Our politically and spiritually unhinged community is home to some top ’cross talent, for reasons that elude me. There’s six-time U.S. ’cross champ Alison Dunlap, who used to live right here in the Patty Jewett Wild Democrat Preserve and can often be seen towing a trailer full of offspring at a pace that makes grown men weep.
And of course there’s Ms. Compton, who seems so genteel and mild-mannered when buying a bottle of wine at Coaltrain, yet come race day can be seen methodically ripping off people’s legs, eating them, and then using the bloody bones to club lesser riders out of her path.
With two such exemplars of the discipline in residence, you’d think some bright person would have had the idea to duplicate Boulder’s Valmont Bike Park down here in God’s Country™, where men are men and so are the women, only more so.
Alas, the Free Hand of the Market is too busy jerking off to fantasies of an Olympic museum, a “multipurpose” stadium and a visitors center for the U.S. Air Force Academy, which already has one.
You know — places for looking at things, instead of actually doing them.
As one-half of the executive team that operates The House Back East™ Bide-a-Wee Vacation Home & Money Laundry, I have yet to encounter a guest who longs to visit museums, stadia and visitors centers.
What they want to do is tackle the Incline, Pikes Peak, the Garden of the Gods, and Manitou Springs. They want to do stuff, not just look at it. And some of them want to do it while blazing a fatty.
But don’t tell that to the local leadership. They turned this place into Six Flags Over Bethlehem and now it’s all about The Five Rings To Rule Them All, the feddle gummint’s saggy ol’ sugar tit and state-supported fantasies about what a bunch of old white guys think will get the money train chugging through town again.
Webster’s New World College Dictionary defines “spectator” as “a person who sees or watches something without taking an active part; onlooker.”
I’ve never liked gyms, and I despise the stationary trainer. Back when I was still a man, instead of whatever it is that I am now, I would go for a run when the weather got sideways, but creeping decrepitude seems to have written finis to that sordid chapter in my exercise history.
So what’s a fat bastard to do in January?
Ride his old mountain bike in the snow, that’s what.

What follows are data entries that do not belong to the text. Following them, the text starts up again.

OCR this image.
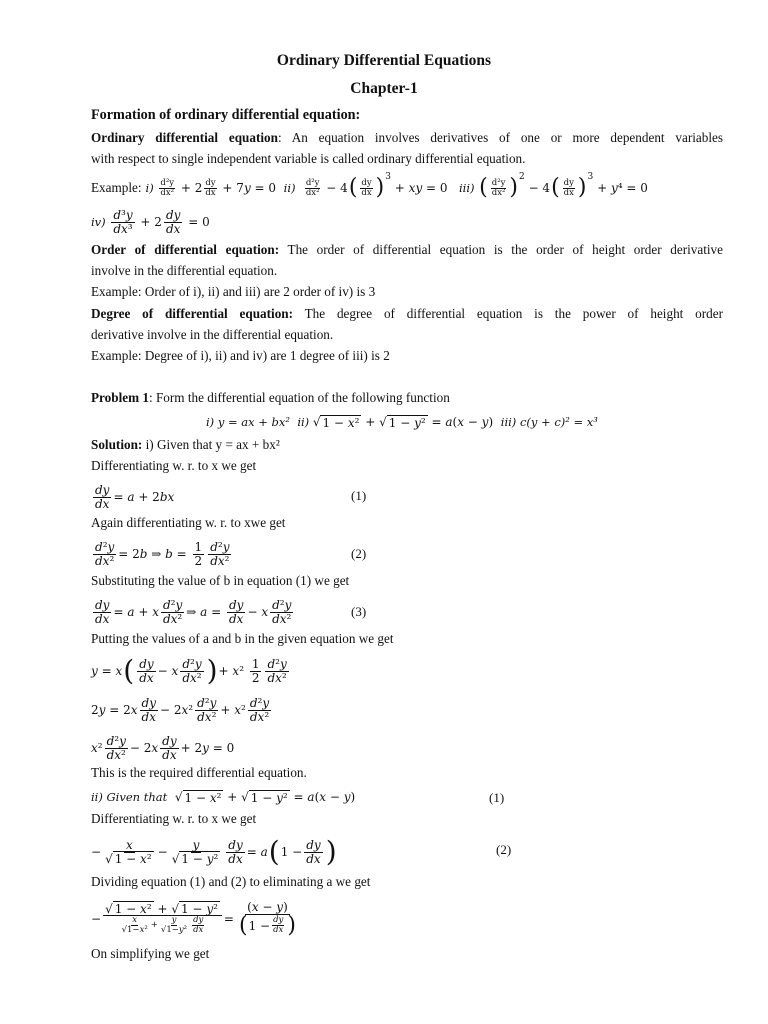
Ordinary Differential Equations
Chapter-1
Formation of ordinary differential equation:
Ordinary differential equation: An equation involves derivatives of one or more dependent variables
with respect to single independent variable is called ordinary differential equation.
Example: $i) \frac{\text{d²y}}{\text{dx²}} + 2 \frac{dy}{dx} + 7y = 0$ $ii) \frac{\text{d²y}}{\text{dx²}} - 4$ ( $\frac{dy}{dx} )^3$
+ xy = 0 iii) ( $\frac{\text{d²y}}{\text{dx²}} )^2$
− 4 ( $\frac{dy}{dx} )^3$
+ y⁴ = 0
iv)
d³y
$dx^3 + 2 \frac{dy}{dx} = 0$
Order of differential equation: The order of differential equation is the order of height order derivative
involve in the differential equation.
Example: Order of i), ii) and iii) are 2 order of iv) is 3
Degree of differential equation: The degree of differential equation is the power of height order
derivative involve in the differential equation.
Example: Degree of i), ii) and iv) are 1 degree of iii) is 2
Problem 1: Form the differential equation of the following function
i) y = ax + bx²  ii) √ 1 − x² + √ 1 − y² = a(x − y) iii) c(y + c)² = x³
Solution: i) Given that y = ax + bx²
Differentiating w. r. to x we get
$\frac{dy}{dx} = a + 2bx$	(1)
Again differentiating w. r. to xwe get
$\frac{\text{d²y}}{\text{dx²}} = 2b$ ⇒ $b = \frac{1}{2} d^2y$
dx²	(2)
Substituting the value of b in equation (1) we get
$\frac{dy}{dx} = a + x$
d²y
dx² ⇒ $a = \frac{dy}{dx} - x$
d²y
dx²	(3)
Putting the values of a and b in the given equation we get
y = x ( dy
dx − x
d²y
dx² ) + x²
1
2
d²y
dx²
2y = 2x
dy
dx − 2x²
d²y
dx² + x²
d²y
dx²
x²
d²y
dx² − 2x
dy
dx + 2y = 0
This is the required differential equation.
ii) Given that
√ 1 − x² + √ 1 − y² = a(x − y)	(1)
Differentiating w. r. to x we get
− x
√ 1 − x² − y
√ $1 - y^2 \frac{dy}{dx} = a$ ( $1 - \frac{dy}{dx}$ )	(2)
Dividing equation (1) and (2) to eliminating a we get
−
√ 1 − x² + √ 1 − y²
x
$√1-x^2 + \frac{y}{\text{√1−y²}}$ dy
dx
=
(x − y)
( $1 - \frac{dy}{dx}$ )
On simplifying we get
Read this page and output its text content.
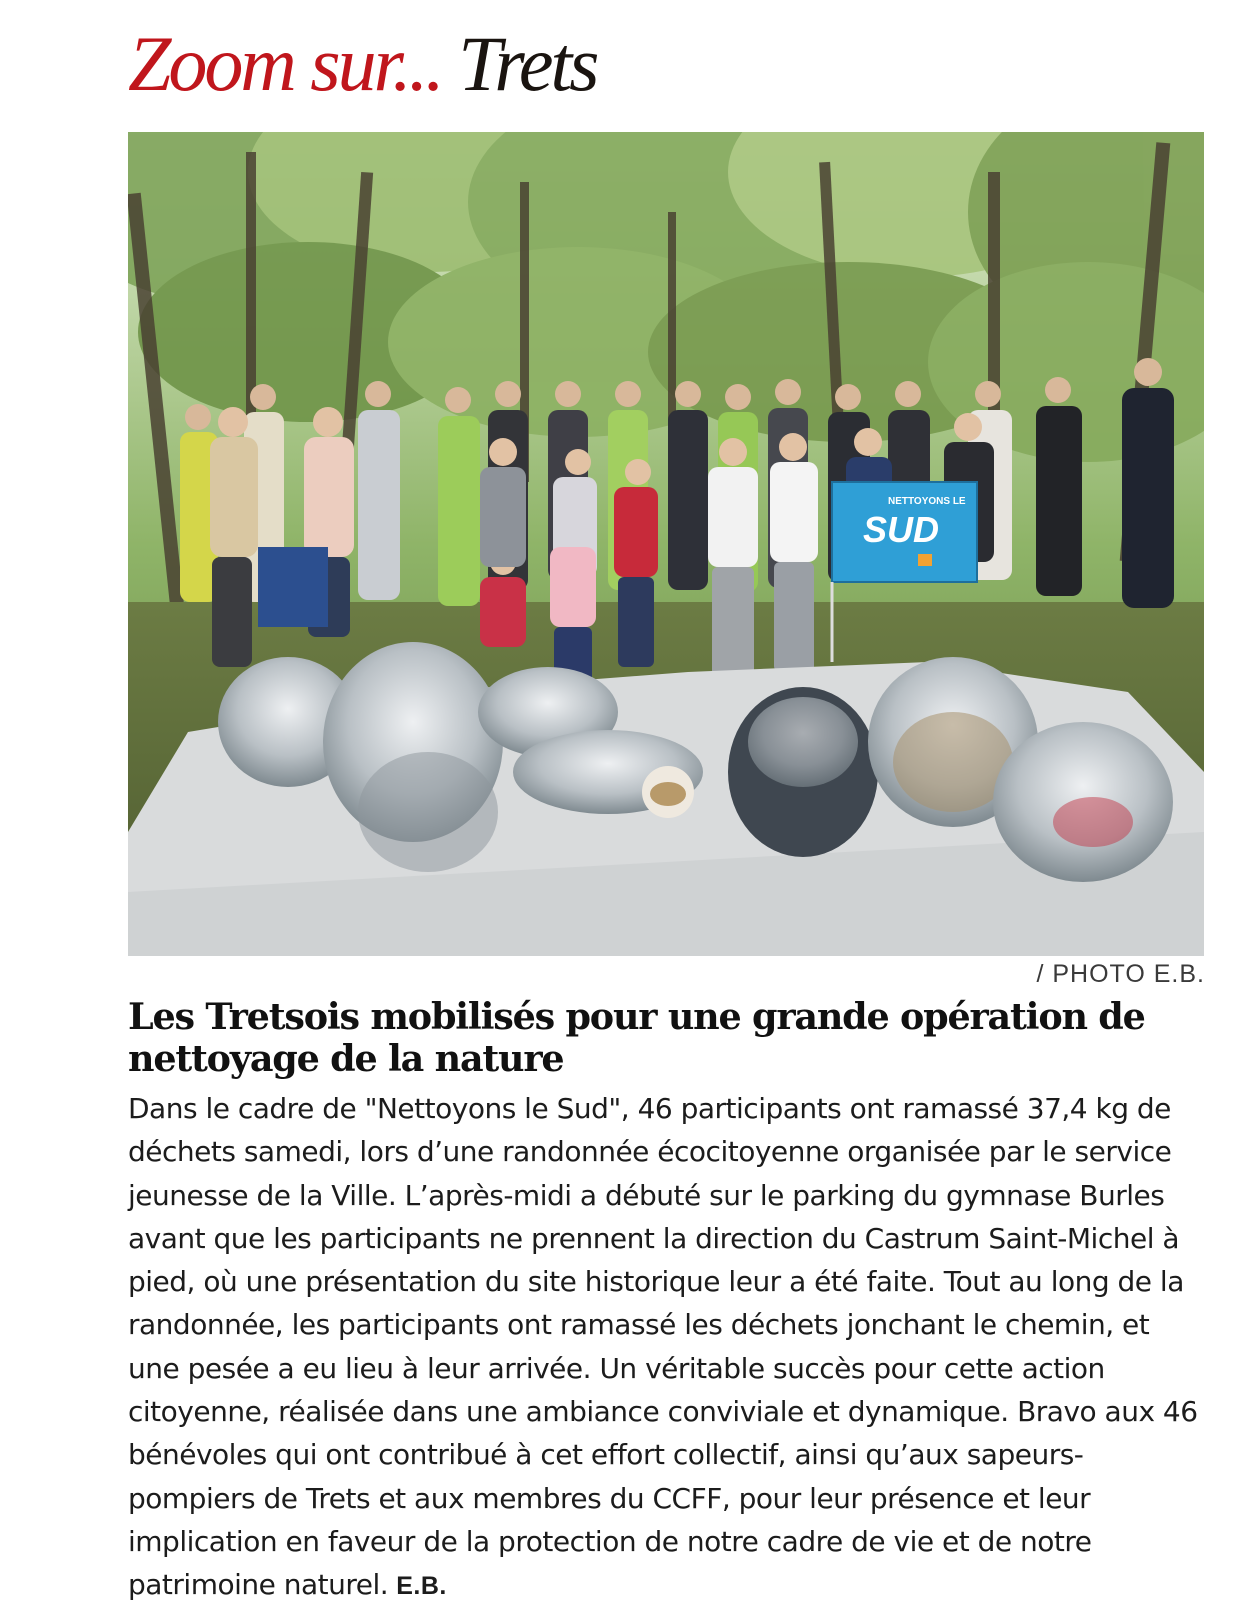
Zoom sur... Trets
NETTOYONS LE
SUD
/ PHOTO E.B.
Les Tretsois mobilisés pour une grande opération de nettoyage de la nature

Dans le cadre de "Nettoyons le Sud", 46 participants ont ramassé 37,4 kg de déchets samedi, lors d’une randonnée écocitoyenne organisée par le service jeunesse de la Ville. L’après-midi a débuté sur le parking du gymnase Burles avant que les participants ne prennent la direction du Castrum Saint-Michel à pied, où une présentation du site historique leur a été faite. Tout au long de la randonnée, les participants ont ramassé les déchets jonchant le chemin, et une pesée a eu lieu à leur arrivée. Un véritable succès pour cette action citoyenne, réalisée dans une ambiance conviviale et dynamique. Bravo aux 46 bénévoles qui ont contribué à cet effort collectif, ainsi qu’aux sapeurs-pompiers de Trets et aux membres du CCFF, pour leur présence et leur implication en faveur de la protection de notre cadre de vie et de notre patrimoine naturel. E.B.
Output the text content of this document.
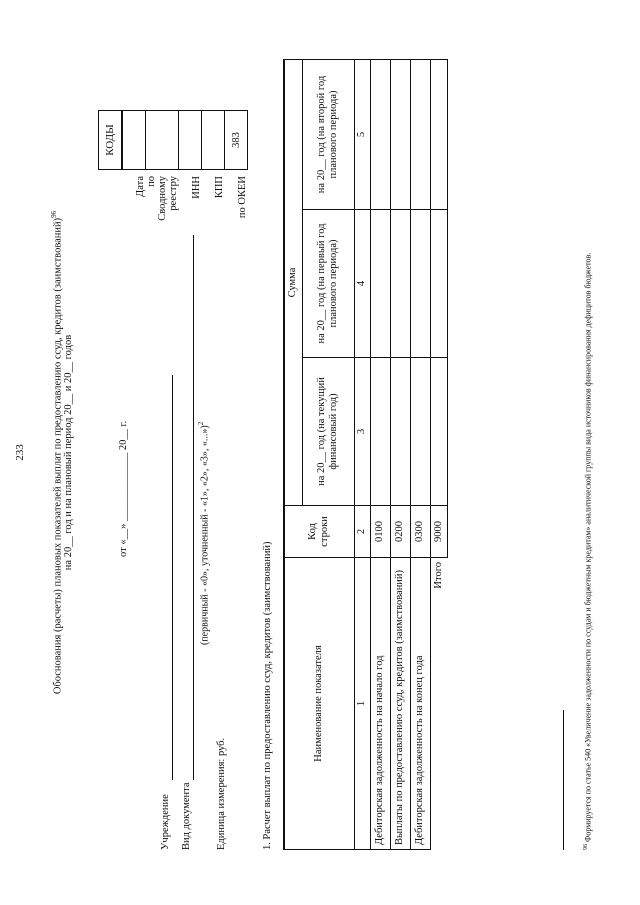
233	Обоснования (расчеты) плановых показателей выплат по предоставлению ссуд, кредитов (заимствований)$^{96}$
на 20__ год и на плановый период 20__ и 20__ годов	от «__» _____________ 20__ г.
Учреждение Вид документа
(первичный - «0», уточненный - «1», «2», «3», «...»)$^2$
Единица измерения: руб.
	КОДЫ
Дата	
по Сводному реестру	
ИНН	
КПП	
по ОКЕИ	383
1. Расчет выплат по предоставлению ссуд, кредитов (заимствований)	Наименование показателя	Код строки	Сумма		
		на 20__ год (на текущий финансовый год)	на 20__ год (на первый год планового периода)	на 20__ год (на второй год планового периода)
1	2	3	4	5
Дебиторская задолженность на начало год	0100			
Выплаты по предоставлению ссуд, кредитов (заимствований)	0200			
Дебиторская задолженность на конец года	0300			
Итого	9000			
$^{96}$ Формируется по статье 540 «Увеличение задолженности по ссудам и бюджетным кредитам» аналитической группы вида источников финансирования дефицитов бюджетов.
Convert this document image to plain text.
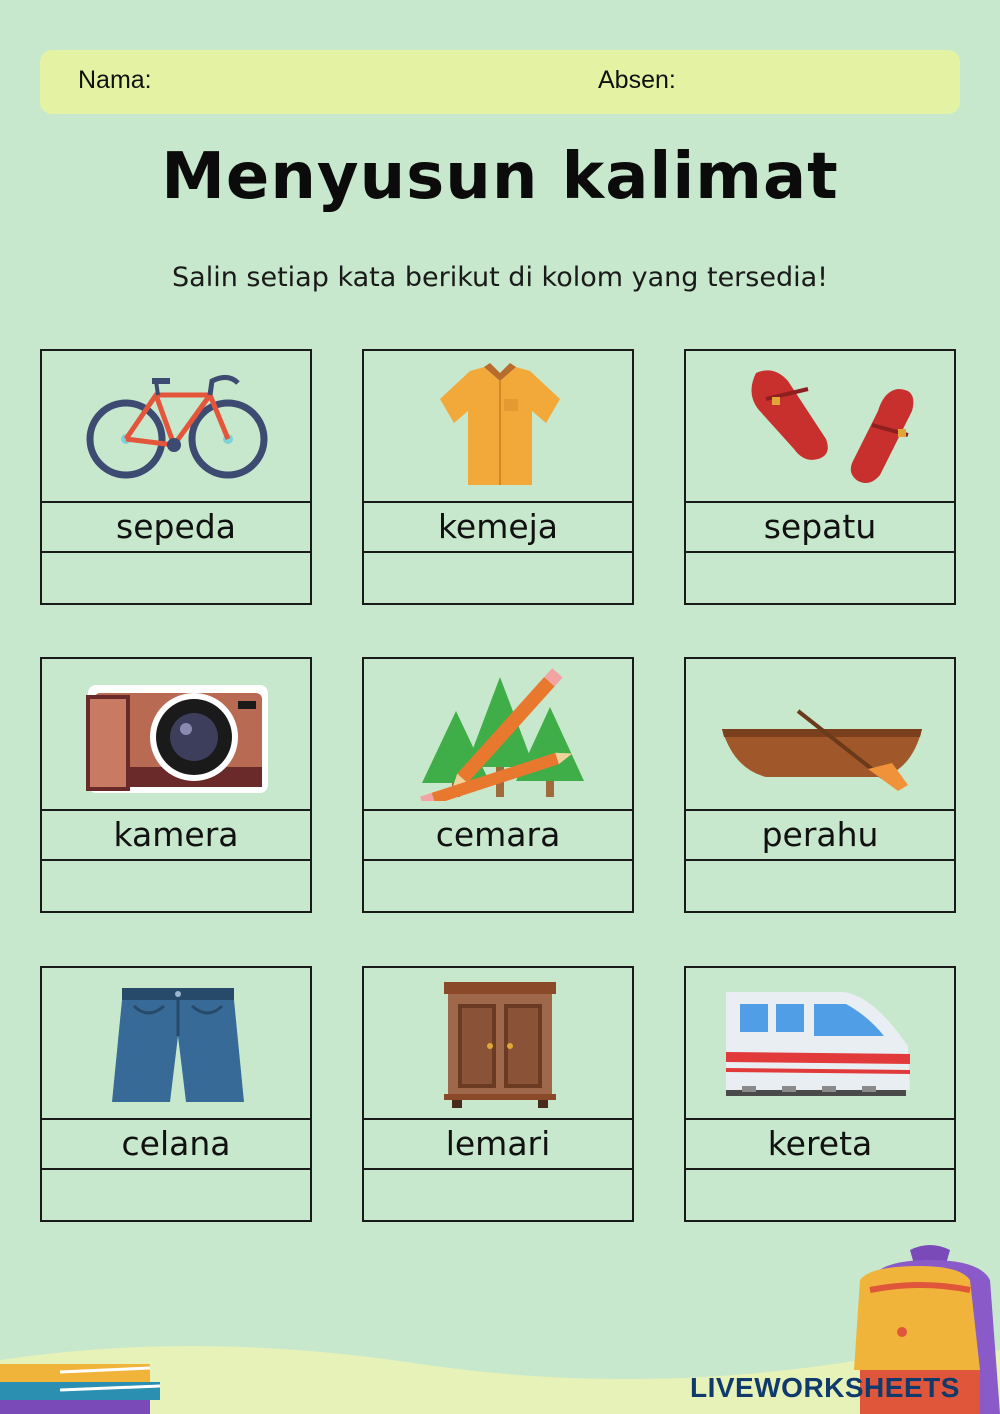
Nama:	Absen:
Menyusun kalimat
Salin setiap kata berikut di kolom yang tersedia!
sepeda	kemeja	sepatu
kamera	cemara	perahu
celana	lemari	kereta
LIVEWORKSHEETS
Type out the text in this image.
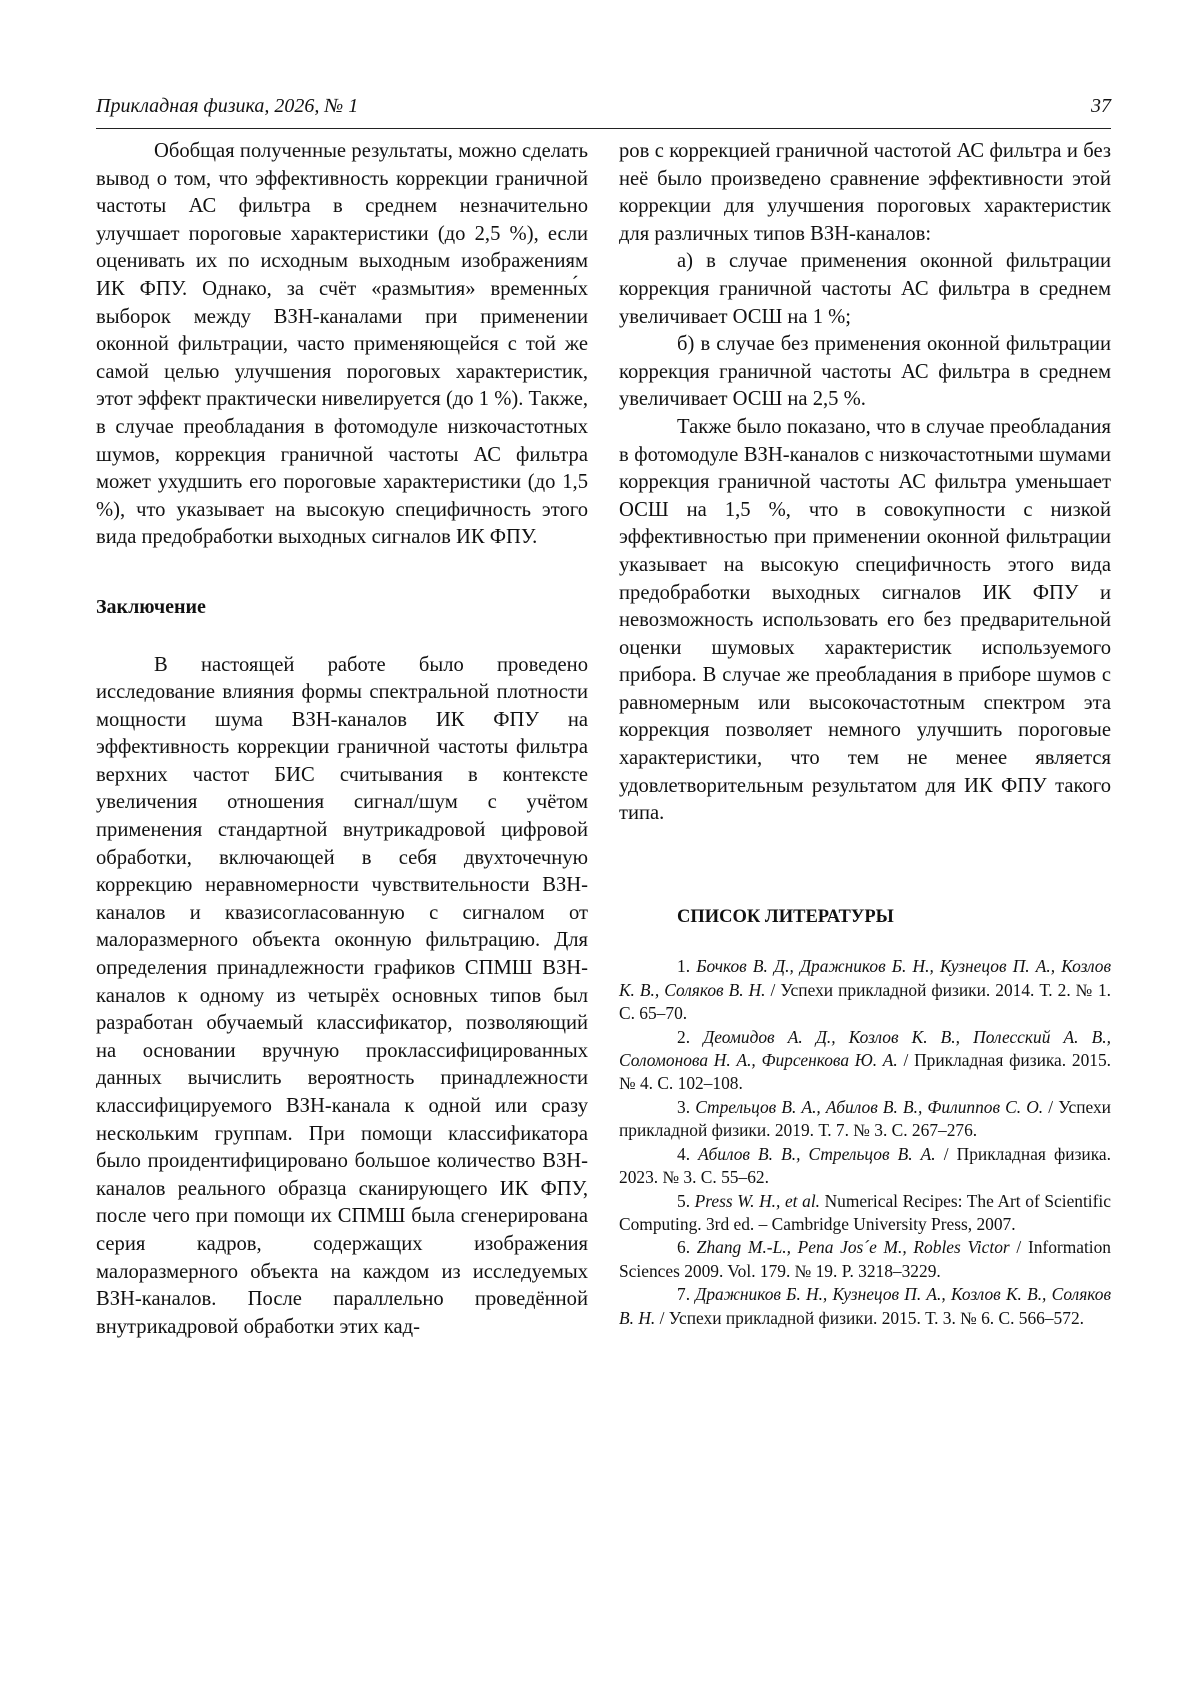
Прикладная физика, 2026, № 1	37

Обобщая полученные результаты, можно сделать вывод о том, что эффективность коррекции граничной частоты АС фильтра в среднем незначительно улучшает пороговые характеристики (до 2,5 %), если оценивать их по исходным выходным изображениям ИК ФПУ. Однако, за счёт «размытия» временны́х выборок между ВЗН-каналами при применении оконной фильтрации, часто применяющейся с той же самой целью улучшения пороговых характеристик, этот эффект практически нивелируется (до 1 %). Также, в случае преобладания в фотомодуле низкочастотных шумов, коррекция граничной частоты АС фильтра может ухудшить его пороговые характеристики (до 1,5 %), что указывает на высокую специфичность этого вида предобработки выходных сигналов ИК ФПУ.

Заключение

В настоящей работе было проведено исследование влияния формы спектральной плотности мощности шума ВЗН-каналов ИК ФПУ на эффективность коррекции граничной частоты фильтра верхних частот БИС считывания в контексте увеличения отношения сигнал/шум с учётом применения стандартной внутрикадровой цифровой обработки, включающей в себя двухточечную коррекцию неравномерности чувствительности ВЗН-каналов и квазисогласованную с сигналом от малоразмерного объекта оконную фильтрацию. Для определения принадлежности графиков СПМШ ВЗН-каналов к одному из четырёх основных типов был разработан обучаемый классификатор, позволяющий на основании вручную проклассифицированных данных вычислить вероятность принадлежности классифицируемого ВЗН-канала к одной или сразу нескольким группам. При помощи классификатора было проидентифицировано большое количество ВЗН-каналов реального образца сканирующего ИК ФПУ, после чего при помощи их СПМШ была сгенерирована серия кадров, содержащих изображения малоразмерного объекта на каждом из исследуемых ВЗН-каналов. После параллельно проведённой внутрикадровой обработки этих кад-

ров с коррекцией граничной частотой АС фильтра и без неё было произведено сравнение эффективности этой коррекции для улучшения пороговых характеристик для различных типов ВЗН-каналов:

а) в случае применения оконной фильтрации коррекция граничной частоты АС фильтра в среднем увеличивает ОСШ на 1 %;

б) в случае без применения оконной фильтрации коррекция граничной частоты АС фильтра в среднем увеличивает ОСШ на 2,5 %.

Также было показано, что в случае преобладания в фотомодуле ВЗН-каналов с низкочастотными шумами коррекция граничной частоты АС фильтра уменьшает ОСШ на 1,5 %, что в совокупности с низкой эффективностью при применении оконной фильтрации указывает на высокую специфичность этого вида предобработки выходных сигналов ИК ФПУ и невозможность использовать его без предварительной оценки шумовых характеристик используемого прибора. В случае же преобладания в приборе шумов с равномерным или высокочастотным спектром эта коррекция позволяет немного улучшить пороговые характеристики, что тем не менее является удовлетворительным результатом для ИК ФПУ такого типа.

СПИСОК ЛИТЕРАТУРЫ

1. Бочков В. Д., Дражников Б. Н., Кузнецов П. А., Козлов К. В., Соляков В. Н. / Успехи прикладной физики. 2014. Т. 2. № 1. С. 65–70.

2. Деомидов А. Д., Козлов К. В., Полесский А. В., Соломонова Н. А., Фирсенкова Ю. А. / Прикладная физика. 2015. № 4. С. 102–108.

3. Стрельцов В. А., Абилов В. В., Филиппов С. О. / Успехи прикладной физики. 2019. Т. 7. № 3. С. 267–276.

4. Абилов В. В., Стрельцов В. А. / Прикладная физика. 2023. № 3. С. 55–62.

5. Press W. H., et al. Numerical Recipes: The Art of Scientific Computing. 3rd ed. – Cambridge University Press, 2007.

6. Zhang M.-L., Pena Jos´e M., Robles Victor / Information Sciences 2009. Vol. 179. № 19. P. 3218–3229.

7. Дражников Б. Н., Кузнецов П. А., Козлов К. В., Соляков В. Н. / Успехи прикладной физики. 2015. Т. 3. № 6. С. 566–572.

After moving a little of the white stuff around this morning I decided it wasn’t all that cold out — 20-something, but not a really nasty 20-something — so I aired up the tires on the old DBR ti’ to about 20 psi, tugged on a shitload of winter kit, and got busy.
And y’know what? It was big fun. I’d forgotten how much I like riding in the snow.
With the Hutchinson Python 26×2.0s at low pressure there was plenty of traction, and conditions weren’t wet enough to freeze up that old eight-speed XT drivetrain, though they were cold enough to freeze my water bottle.
The only bad part was the start, heading north without a balaclava into what proved a pretty stiff wind.
Happily, I had brought a bandanna along and that did the trick, even if it made me look like a Canadian terrorist out to attack the fascist maple-syrup cartel.
Well, it’s snowing, anyway. Nothing of back-East proportions, but still, it will affect a fella’s ability and/or desire to ride the ol’ bikey bike.
I just saw Dr. Schenkenstein go running past Chez Dog, and if that cyclo-crossin’ sonofabitch is afoot, it means I’m likely to be riding the trainer today.
In the meantime, while Mister Boo gets into character for another exciting edition of The BooCam®, you can get a glimpse of the first snow of the new year via the Mad Dog Media WeatherCam™.
• Editor’s note: The cam will be offline for a while as I try to hurt myself on a mountain bike in the snow.